Apart from Yendi, Savelugu/Nanton and Central Gonja, the roads leading to the rest of the districts from the regional capital, Tamale, are not tarred.
Indeed, the region lags behind in every facet of national development, such as health, education and food security.
There are simply not enough health facilities and personnel to adequately cater for the health needs of the people. The regional hospital in Tamale has also deteriorated over the years, making a mockery of its current status as a teaching hospital.
The region also has the unenviable record of having the highest illiteracy levels in the country. Female enrolment is also low while academic performance keeps on falling every year. Apart from the inadequate existing educational infrastructure, almost 50 per cent of the inadequate teachers are not also trained.

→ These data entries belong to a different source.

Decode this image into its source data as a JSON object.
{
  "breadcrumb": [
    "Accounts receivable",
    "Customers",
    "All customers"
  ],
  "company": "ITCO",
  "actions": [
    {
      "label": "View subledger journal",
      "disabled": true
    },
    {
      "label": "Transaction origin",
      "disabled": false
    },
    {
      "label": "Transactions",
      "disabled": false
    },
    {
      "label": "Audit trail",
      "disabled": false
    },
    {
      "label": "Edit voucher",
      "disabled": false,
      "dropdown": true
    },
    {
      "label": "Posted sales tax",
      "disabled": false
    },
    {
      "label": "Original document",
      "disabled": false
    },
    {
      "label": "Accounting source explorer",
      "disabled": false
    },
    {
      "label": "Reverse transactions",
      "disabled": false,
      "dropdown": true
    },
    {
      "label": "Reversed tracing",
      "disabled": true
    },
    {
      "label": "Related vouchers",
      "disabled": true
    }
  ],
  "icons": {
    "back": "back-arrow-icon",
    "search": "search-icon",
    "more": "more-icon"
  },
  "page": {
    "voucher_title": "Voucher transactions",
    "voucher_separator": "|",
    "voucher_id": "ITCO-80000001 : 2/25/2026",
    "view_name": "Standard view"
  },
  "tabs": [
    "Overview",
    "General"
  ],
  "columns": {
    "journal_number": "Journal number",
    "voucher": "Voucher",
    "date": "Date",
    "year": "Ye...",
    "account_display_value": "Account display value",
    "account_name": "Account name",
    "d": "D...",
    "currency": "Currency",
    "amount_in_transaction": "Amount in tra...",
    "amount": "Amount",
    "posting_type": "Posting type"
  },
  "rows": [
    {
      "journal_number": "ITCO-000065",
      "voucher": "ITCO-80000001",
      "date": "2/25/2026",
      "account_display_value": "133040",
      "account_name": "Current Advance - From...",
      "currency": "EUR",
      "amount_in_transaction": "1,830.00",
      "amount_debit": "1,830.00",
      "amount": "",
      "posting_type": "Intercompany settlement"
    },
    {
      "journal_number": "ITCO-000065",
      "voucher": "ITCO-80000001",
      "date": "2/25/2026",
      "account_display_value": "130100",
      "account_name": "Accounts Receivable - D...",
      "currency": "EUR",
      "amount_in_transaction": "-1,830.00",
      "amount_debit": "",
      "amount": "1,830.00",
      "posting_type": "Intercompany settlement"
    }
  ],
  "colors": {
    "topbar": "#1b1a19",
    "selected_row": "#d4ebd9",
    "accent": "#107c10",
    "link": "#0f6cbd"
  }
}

The mainstay of the people, agriculture, has virtually collapsed as a result of lack of farming inputs, credit facilities, ready market and erratic rainfall, thus compounding the poverty of the people. It is not an exaggeration when the three northern regions are said to be the poorest in the country. You really have to see it to feel it.
Even though the region is endowed with some mineral deposits such as iron ore and lime, their potentials have not been tapped. The unavailability of industries and employment opportunities has made the teeming energetic and hardworking youth redundant, resulting in majority of them migrating down south to engage in menial jobs.
As the sages say, “the devil finds work for idle hands”. It is, therefore, not surprising that some selfish individuals and groups are luring those desperate, hungry and angry youth into engaging in intermittent conflicts in the area at the least opportunity.
Indeed, the problems of the region could partly be attributed to the neglect it suffered from the British colonial masters. The people were deliberately denied access to formal education for centuries and only engaged as hewers of wood and a labour reserve at the country’s mines and cocoa farms down south.
It was due to those reasons that the Northern Regional minister, Alhaji Mustapha Ali Idris, had cause to appeal to the British High Commissioner to Ghana, His Excellency Nicholas Westcott to increase the British government’s aid to the area.
The minister, who was speaking during Mr Westcott’s courtesy call on him at his office in Tamale, commended the British government for its assistance to the area over the years but noted that ‘‘much still needs to be done to improve on the socio-economic fortunes of our people.’’
Alhaji Idris further noted that even though the government and other donors had contributed significantly in reducing the guinea worm disease in some parts of the region, much needed to be done to eliminate the debilitating disease.
‘‘The region has come a long way but we are yet to come out of the woods as we are still grappling with challenges such as the extension of electricity, water, health and educational infrastructure to rural deprived communities,’’ he intimated.
“Coupled with the difficulties is finding lasting solutions to the recurrent conflicts in most parts of the region,” Alhaji Idris added.
The High Commissioner said his government was not unaware of the difficulties Ghana was facing in its drive to attain the Millennium Development Goals as set out by the United Nations. He, therefore, promised to assist in addressing some of the concerns of the minister.
Mr Westcott, however, stated that it was in recognition of development challenges that his government had entered into several bilateral agreements with Ghana government to help turn the fortunes of the country around.
Mr Westcott was on a two-day working visit to the region and was accompanied by the Political Officer of the Commission, Rosie Tapper.